Il faut un peu s'arrêter sur le générique, repris trois fois, qui filme une fresque de pierre en bas relief représentant des hommes qui luttent, les plans se faisant de plus en plus rapprochés. L'ensemble suinte la souffrance et résume ce qu'est "La condition de l'homme" dans son ensemble de 9 heures : un état de guerre permanent.
Historiquement, le film se situe lors de la débâcle japonaise en 1945, lorsque les troupes soviétiques envahissent la Mandchourie,( devenue province japonaise depuis 1931 ) qui la rétrocèderont ensuite à la Chine.
Dans la guerre avec les soviétiques, une nouveauté stylistique apparaît : des arrêts sur image.
La débâcle éparpille tous les colons japonais dans la nature, ce qui donne lieu à bon nombre de beaux plans nocturnes dans la forêt profonde où nombreuses sont les rencontres insolites que peut faire le petit bataillon sous le commandement de Kaji. Les gros plans sur les visages sont régulièrement utilisés. Kaji fait toujours preuve d'un atypisme, d'une énergie sans faille, luttant avec rage pour survivre avec l'unique obsession de retrouver Michiko.
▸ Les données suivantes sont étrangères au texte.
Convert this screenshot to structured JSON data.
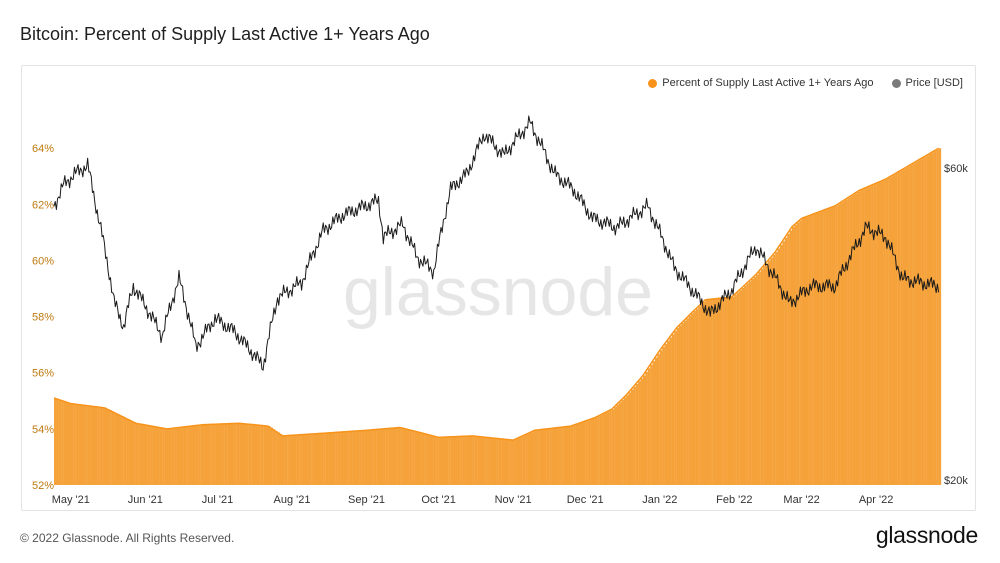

Le personnage depuis le début de la trilogie est intéressant car sa rébellion continuelle contre l'autorité supérieure, ses idéaux humanistes font nettement du film une oeuvre antimilitariste, bien qu'il ne montre que cela. Des plans inclinés symbolisent les images traumatiques revues en pensée.Les personnages de femmes sont très attachants et apportent l'humanité manquante à ce monde d'hommes guerriers. La débâcle est filmée comme une interminable agonie. Le film se fait plus explicitement politique. La scène où le bataillon finit par se rendre, sous la supplication d'une femme, est un moment d'anthologie. Les bourreaux d'hier deviennent les esclaves des nouveaux maîtres, tout aussi impitoyables, de la région. La boucle est bouclée, et avec elle, toute l'ironie de l'histoire apparaît. Il est amusant pour le spectateur d'entendre Kaji se faire traiter de "samouraï nazi". Posant problème aux soviétiques, il est convoqué devant une sorte de tribunal lors d'une scène surréaliste, où les uns parlent russe, Kaji japonais et l'interprète traduit comme il veut. Finalement envoyé aux travaux forcés, Kaji parviendra à s'enfuir et deviendra une sorte de spectre-mendiant, guetté par la folie, où seul, le souvenir de Michiko lui donne la force de marcher. Visiblement parti du mauvais côté, se retrouvant dans un paysage enneigé, il finira par tomber d'épuisement, se laissant recouvrir par la neige. Le cinéaste n'aime rien mieux que ces plans vastes de paysages désolés où seule la présence minuscule d'un homme le renvoie à sa condition. Cette fameuse et funeste condition de l'homme.